On March 5, 2014, the Supreme Court issued its decision in BG Group PLC v. Republic of Argentina,1 upholding an arbitration panel's award of damages against Argentina for breaching an international investment treaty. The Court held that although the party initiating the arbitration had failed to satisfy an express condition precedent to arbitration, the case properly proceeded to arbitration and federal courts were obligated to enforce the award.
- Facts and procedural history
A 1990 bilateral treaty between the United Kingdom and Argentina “contain[ed] a dispute-resolution provision, applicable to disputes between one of those nations and an investor from the other.”2 The provision entitled any party to proceed unilaterally to arbitration,3 provided that the dispute was first submitted to a court in the country where the investment was made—which the Court termed the “local litigation” provision.
In 2003, after Argentina changed the way it calculated gas tariffs, negatively impacting petitioner BG Group (a British firm which was a part-owner of former state-owned gas distribution assets in Argentina), BG Group sought arbitration against Argentina for violating substantive provisions of the treaty. BG Group did not first seek relief in the courts of Argentina.

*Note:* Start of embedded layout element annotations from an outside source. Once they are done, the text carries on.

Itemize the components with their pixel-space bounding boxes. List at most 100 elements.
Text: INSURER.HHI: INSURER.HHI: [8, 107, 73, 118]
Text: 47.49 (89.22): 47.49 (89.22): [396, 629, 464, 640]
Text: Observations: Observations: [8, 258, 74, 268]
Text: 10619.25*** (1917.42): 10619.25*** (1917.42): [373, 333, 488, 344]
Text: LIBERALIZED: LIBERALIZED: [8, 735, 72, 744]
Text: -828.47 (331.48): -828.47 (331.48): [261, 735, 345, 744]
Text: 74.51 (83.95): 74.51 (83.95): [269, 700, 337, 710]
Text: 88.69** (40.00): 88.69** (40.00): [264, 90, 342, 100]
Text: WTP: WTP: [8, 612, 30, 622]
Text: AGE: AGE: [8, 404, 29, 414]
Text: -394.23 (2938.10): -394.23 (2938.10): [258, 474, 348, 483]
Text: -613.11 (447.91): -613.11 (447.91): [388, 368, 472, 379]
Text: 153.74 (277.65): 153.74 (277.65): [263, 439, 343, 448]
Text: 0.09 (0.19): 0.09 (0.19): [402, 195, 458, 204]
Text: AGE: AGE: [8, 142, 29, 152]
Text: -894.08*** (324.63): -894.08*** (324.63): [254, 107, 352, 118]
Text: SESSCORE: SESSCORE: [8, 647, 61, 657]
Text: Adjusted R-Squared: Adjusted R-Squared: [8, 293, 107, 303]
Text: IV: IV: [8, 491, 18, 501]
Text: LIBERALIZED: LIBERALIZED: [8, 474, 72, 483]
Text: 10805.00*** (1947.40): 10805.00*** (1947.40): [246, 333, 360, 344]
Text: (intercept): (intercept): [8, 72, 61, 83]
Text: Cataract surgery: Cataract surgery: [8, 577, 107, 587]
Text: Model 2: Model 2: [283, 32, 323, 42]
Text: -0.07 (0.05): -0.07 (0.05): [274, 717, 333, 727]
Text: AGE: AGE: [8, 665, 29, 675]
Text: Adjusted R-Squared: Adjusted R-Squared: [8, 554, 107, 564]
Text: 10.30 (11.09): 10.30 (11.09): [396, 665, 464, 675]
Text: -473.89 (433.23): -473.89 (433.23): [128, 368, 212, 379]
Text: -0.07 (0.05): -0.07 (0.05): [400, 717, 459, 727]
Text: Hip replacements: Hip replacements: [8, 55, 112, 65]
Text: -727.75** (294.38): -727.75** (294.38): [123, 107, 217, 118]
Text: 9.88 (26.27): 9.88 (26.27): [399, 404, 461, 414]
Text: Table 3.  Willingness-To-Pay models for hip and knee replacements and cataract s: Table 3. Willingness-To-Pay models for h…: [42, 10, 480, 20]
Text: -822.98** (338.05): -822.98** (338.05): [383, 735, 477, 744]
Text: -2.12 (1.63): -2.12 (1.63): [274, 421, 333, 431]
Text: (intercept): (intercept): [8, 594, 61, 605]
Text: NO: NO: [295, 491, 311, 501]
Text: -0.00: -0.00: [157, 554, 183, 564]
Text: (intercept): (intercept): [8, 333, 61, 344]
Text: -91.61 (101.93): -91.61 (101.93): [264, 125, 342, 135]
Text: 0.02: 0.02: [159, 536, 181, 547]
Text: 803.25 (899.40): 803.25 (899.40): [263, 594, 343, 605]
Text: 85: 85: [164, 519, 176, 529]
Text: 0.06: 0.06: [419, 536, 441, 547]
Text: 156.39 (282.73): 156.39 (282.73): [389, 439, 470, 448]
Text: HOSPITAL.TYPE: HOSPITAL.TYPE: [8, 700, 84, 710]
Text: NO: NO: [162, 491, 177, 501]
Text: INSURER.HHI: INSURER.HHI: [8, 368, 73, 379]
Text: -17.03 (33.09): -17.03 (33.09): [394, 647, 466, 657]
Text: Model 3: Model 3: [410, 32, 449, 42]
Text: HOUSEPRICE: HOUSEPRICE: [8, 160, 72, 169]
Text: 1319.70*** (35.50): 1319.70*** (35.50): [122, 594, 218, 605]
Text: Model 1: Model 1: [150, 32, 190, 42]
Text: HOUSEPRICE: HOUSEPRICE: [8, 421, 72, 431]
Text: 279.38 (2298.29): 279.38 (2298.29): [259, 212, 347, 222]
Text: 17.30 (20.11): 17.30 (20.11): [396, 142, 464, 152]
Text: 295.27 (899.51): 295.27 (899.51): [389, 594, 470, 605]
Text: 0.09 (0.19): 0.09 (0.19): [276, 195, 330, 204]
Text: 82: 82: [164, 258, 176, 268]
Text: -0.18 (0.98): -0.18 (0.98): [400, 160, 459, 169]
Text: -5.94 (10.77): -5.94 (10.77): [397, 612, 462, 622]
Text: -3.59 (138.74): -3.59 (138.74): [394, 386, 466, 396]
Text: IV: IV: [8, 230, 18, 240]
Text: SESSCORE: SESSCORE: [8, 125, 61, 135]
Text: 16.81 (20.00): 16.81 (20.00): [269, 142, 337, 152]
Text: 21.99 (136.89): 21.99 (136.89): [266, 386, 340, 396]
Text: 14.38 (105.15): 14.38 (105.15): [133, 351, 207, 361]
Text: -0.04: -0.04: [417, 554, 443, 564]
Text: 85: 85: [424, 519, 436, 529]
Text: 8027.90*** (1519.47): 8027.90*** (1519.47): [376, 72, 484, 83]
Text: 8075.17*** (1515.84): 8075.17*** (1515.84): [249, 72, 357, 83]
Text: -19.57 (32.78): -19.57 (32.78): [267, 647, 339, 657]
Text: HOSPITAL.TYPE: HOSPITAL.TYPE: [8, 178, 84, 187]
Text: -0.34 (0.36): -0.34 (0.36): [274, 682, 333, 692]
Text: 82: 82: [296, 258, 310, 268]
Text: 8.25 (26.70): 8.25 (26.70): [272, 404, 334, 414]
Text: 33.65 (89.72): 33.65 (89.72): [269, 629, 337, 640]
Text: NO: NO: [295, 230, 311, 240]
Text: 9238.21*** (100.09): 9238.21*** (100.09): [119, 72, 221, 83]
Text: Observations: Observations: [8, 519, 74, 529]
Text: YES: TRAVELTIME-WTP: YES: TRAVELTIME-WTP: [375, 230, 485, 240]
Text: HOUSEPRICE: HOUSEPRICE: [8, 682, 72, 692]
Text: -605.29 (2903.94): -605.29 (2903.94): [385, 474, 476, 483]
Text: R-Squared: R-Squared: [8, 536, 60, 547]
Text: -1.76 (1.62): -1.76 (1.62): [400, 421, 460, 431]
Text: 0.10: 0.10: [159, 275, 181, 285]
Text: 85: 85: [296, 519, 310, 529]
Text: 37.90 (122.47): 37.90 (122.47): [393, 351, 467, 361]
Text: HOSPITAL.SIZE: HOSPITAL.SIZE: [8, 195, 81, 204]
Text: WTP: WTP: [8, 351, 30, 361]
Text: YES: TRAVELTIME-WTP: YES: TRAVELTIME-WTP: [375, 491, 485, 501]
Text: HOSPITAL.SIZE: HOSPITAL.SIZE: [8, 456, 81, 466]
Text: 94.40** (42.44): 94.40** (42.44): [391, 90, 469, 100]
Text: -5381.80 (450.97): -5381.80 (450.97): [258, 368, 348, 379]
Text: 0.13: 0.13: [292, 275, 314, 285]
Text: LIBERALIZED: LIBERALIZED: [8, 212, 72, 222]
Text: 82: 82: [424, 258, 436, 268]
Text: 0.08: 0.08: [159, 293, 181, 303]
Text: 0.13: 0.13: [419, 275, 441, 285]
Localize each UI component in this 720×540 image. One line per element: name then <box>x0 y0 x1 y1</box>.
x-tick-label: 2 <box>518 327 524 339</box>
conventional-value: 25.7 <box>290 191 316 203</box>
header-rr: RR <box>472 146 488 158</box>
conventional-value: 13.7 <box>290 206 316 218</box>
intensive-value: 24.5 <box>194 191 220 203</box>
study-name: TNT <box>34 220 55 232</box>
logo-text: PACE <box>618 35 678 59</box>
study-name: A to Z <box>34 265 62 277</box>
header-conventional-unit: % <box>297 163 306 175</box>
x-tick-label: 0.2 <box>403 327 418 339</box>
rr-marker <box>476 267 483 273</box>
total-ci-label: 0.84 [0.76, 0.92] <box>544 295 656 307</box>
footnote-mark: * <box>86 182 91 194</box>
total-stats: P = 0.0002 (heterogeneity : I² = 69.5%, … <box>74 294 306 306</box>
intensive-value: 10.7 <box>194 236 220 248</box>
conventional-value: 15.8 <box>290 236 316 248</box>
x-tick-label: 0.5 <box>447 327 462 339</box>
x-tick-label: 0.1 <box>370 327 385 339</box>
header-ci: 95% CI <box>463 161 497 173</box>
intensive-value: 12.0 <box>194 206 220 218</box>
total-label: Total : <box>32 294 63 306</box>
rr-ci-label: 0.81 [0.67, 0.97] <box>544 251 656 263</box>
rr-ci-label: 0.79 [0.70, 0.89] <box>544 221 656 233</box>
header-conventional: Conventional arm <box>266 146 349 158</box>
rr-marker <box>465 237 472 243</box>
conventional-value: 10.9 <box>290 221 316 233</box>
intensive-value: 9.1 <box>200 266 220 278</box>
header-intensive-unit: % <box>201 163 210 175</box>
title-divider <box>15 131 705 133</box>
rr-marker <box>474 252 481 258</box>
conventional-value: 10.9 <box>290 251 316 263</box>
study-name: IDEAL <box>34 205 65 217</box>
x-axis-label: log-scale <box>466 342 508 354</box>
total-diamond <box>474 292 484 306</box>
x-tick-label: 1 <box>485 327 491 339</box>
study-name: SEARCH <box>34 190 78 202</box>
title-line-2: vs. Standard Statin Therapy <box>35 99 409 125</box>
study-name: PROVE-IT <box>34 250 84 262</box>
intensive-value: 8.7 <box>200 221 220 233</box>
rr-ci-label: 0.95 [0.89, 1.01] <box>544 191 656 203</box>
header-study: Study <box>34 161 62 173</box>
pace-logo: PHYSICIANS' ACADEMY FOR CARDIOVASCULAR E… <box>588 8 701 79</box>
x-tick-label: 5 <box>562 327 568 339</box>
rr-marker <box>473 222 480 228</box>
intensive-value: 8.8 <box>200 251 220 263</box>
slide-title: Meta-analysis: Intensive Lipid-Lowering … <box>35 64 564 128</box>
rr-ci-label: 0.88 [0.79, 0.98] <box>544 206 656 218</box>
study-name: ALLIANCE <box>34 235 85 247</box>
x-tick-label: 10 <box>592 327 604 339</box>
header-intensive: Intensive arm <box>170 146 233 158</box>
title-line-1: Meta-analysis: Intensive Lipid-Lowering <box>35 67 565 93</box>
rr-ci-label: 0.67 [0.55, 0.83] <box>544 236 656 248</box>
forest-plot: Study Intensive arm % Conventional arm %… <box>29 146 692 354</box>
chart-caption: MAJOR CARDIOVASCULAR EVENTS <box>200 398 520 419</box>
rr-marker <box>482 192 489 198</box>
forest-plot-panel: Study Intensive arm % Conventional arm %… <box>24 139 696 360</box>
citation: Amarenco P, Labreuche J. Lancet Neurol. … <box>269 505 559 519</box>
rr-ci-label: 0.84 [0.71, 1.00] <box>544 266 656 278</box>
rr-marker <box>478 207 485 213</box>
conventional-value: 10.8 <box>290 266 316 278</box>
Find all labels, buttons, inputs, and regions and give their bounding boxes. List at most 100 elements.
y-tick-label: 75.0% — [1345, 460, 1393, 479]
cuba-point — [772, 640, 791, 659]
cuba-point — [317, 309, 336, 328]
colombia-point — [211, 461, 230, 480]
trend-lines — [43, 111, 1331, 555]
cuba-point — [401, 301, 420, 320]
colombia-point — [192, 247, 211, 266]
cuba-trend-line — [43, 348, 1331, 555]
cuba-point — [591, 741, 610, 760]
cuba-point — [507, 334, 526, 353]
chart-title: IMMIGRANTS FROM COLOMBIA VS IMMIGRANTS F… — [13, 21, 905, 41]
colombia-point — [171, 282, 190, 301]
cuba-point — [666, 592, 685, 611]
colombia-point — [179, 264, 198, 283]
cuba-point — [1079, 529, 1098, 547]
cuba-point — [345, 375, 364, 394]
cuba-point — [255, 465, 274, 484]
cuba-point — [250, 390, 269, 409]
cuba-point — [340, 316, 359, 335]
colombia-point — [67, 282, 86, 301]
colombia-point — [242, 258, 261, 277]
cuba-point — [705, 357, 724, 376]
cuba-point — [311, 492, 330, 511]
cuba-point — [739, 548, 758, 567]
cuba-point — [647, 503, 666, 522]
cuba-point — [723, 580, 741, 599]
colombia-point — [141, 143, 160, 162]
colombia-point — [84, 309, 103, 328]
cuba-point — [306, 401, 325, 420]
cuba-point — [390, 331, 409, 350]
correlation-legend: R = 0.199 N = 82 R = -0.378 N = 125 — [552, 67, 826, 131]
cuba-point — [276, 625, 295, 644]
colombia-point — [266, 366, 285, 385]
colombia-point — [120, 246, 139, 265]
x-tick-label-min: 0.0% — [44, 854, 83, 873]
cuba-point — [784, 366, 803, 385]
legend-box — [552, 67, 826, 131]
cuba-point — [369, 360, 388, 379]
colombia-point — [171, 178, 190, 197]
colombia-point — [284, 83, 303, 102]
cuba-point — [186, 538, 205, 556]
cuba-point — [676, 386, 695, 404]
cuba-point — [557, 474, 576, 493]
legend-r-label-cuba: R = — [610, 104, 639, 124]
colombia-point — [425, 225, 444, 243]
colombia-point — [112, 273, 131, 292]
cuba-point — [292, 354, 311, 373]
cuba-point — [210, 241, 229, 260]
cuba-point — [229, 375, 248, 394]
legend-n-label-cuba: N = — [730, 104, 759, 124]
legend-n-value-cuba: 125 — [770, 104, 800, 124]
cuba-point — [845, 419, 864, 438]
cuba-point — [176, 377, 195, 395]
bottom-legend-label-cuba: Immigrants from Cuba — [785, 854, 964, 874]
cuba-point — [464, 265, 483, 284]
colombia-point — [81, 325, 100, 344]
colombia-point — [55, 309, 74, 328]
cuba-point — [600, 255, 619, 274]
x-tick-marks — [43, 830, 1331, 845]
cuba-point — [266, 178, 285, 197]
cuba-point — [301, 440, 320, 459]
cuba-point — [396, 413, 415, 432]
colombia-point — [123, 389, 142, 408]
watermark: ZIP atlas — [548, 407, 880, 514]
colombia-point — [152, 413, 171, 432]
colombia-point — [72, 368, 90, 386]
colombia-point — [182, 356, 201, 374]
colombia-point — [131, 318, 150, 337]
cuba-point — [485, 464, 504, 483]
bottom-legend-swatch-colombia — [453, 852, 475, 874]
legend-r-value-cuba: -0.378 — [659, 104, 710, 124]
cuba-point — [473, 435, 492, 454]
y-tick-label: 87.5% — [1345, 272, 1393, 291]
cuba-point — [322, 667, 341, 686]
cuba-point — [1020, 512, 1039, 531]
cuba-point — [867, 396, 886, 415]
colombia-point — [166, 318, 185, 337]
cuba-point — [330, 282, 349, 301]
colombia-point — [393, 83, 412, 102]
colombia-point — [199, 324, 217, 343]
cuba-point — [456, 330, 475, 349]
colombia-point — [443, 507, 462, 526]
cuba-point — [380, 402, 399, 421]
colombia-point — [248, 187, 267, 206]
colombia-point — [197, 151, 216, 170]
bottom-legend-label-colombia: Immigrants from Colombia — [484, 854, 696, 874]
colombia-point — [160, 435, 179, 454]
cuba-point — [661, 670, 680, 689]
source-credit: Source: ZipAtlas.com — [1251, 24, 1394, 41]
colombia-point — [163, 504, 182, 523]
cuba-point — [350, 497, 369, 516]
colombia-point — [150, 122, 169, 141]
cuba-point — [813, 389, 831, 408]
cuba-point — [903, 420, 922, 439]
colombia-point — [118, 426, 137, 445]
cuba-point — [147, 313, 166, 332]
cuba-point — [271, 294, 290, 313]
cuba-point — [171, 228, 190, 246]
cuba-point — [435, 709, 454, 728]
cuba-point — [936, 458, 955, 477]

The arbitration took place in the United States, with the panel ultimately issuing its final decision in Washington, D.C. Argentina denied that it had violated any substantive provisions of the treaty and asserted that arbitration was improper because BG Group did not comply with the local litigation requirement. Argentina lost on both counts and BG Group was awarded $185 million, with the arbitration panel finding that BG Group was excused from first filing a suit because of a decree the President of Argentina had made which hindered BG Group’s recourse in their courts and thus “implicitly excused compliance with the local litigation requirement.”4 Both parties then filed petitions for review in the United States District Court for the District of Columbia—BG Group seeking to confirm its monetary award and Argentina seeking to vacate it arguing the panel lacked jurisdiction. The district court confirmed the award, but the Court of Appeals for the D.C. Circuit reversed. The court of appeals decided it owed no deference to the arbitration panel on the question of whether the condition precedent to arbitration should be excused, and thus took it upon itself to decide that the Presidential decree was insufficient to excuse BG Group’s noncompliance.
- Background law
The Supreme Court has issued over a dozen decisions specifically addressing the question of which issues are for arbitrators to decide and which are for courts. The general rule is that “courts determine the parties’ intent with the help of presumptions,” which are conclusive unless the parties “clearly and unmistakably provide” for a contrary result.5 The presumptions are that questions of “arbitrability” (i.e., whether there is an agreement to arbitrate at all, and the enforceability and scope of that agreement) are decided by courts, while questions about “particular procedural preconditions” or “defenses” to arbitration (i.e., whether the claim is timely, there was adequate notice, or waiver or estoppel were applicable) are decided by arbitrators.6
The distinction matters for at least two reasons: (1) arbitrators may be more likely to make decisions that enhance their own power; and crucially (2) courts review such decisions properly submitted to arbitration with “considerable deference,”7 as opposed to de novo (with no deference).
- The Court’s decision
All nine Justices agreed that the treaty’s local litigation requirement was of the procedural variety, and thus that applying the Court’s “ordinary presumption” would mean that the arbitrators should decide whether it was excused.8 The issue that divided the Court was whether to treat the treaty as it would “an ordinary contract between private parties.”9 Justice Breyer, writing for the majority noted that a treaty is simply a contract between nations and it is settled law that they are to be interpreted in a manner similar to ordinary private contracts. So the Court concluded that the question of whether the local litigation requirement was excused was for the arbitrators to decide. It then upheld the arbitrators’ decision under the considerable deference standard.
Justice Roberts, joined by Justice Kennedy, dissented. While not disputing that the treaty was a contract, Justice Roberts focused on the fact that the treaty was not a contract between the parties to the dispute. In his view, BG Group and Argentina had no contract providing for arbitration at all. Rather the treaty represented a “unilateral standing offer” by both countries to arbitrate with investors if the local litigation requirement was met.10 And because BG Group had not fulfilled the condition, unless it could establish a valid excuse for failing to do so, it could not accept the offer. Therefore, the dissent viewed the issue of whether or not BG Group should be excused from the condition not as a matter of procedure in an otherwise valid arbitration agreement, but as a matter of whether a contract containing an arbitration agreement was ever formed at all—a matter for courts to decide. Accordingly the dissent would have remanded the case to have the lower courts determine for themselves (without any deference to the arbitration panel) whether the condition was excused.11
While the decision broke some new ground in its application of arbitration principles in the context of treaties, it otherwise followed established precedent. In addition to BG Group’s obvious relevance in the international context, the decision more generally illustrates the rigidity of the distinction between questions of “arbitrability” and “procedure.” Unless parties explicitly indicate whether they want an issue to be decided by an arbitrator or by a court, the accompanying presumptions (courts for “arbitrability;” arbitrators for “procedure”) will likely be determinative.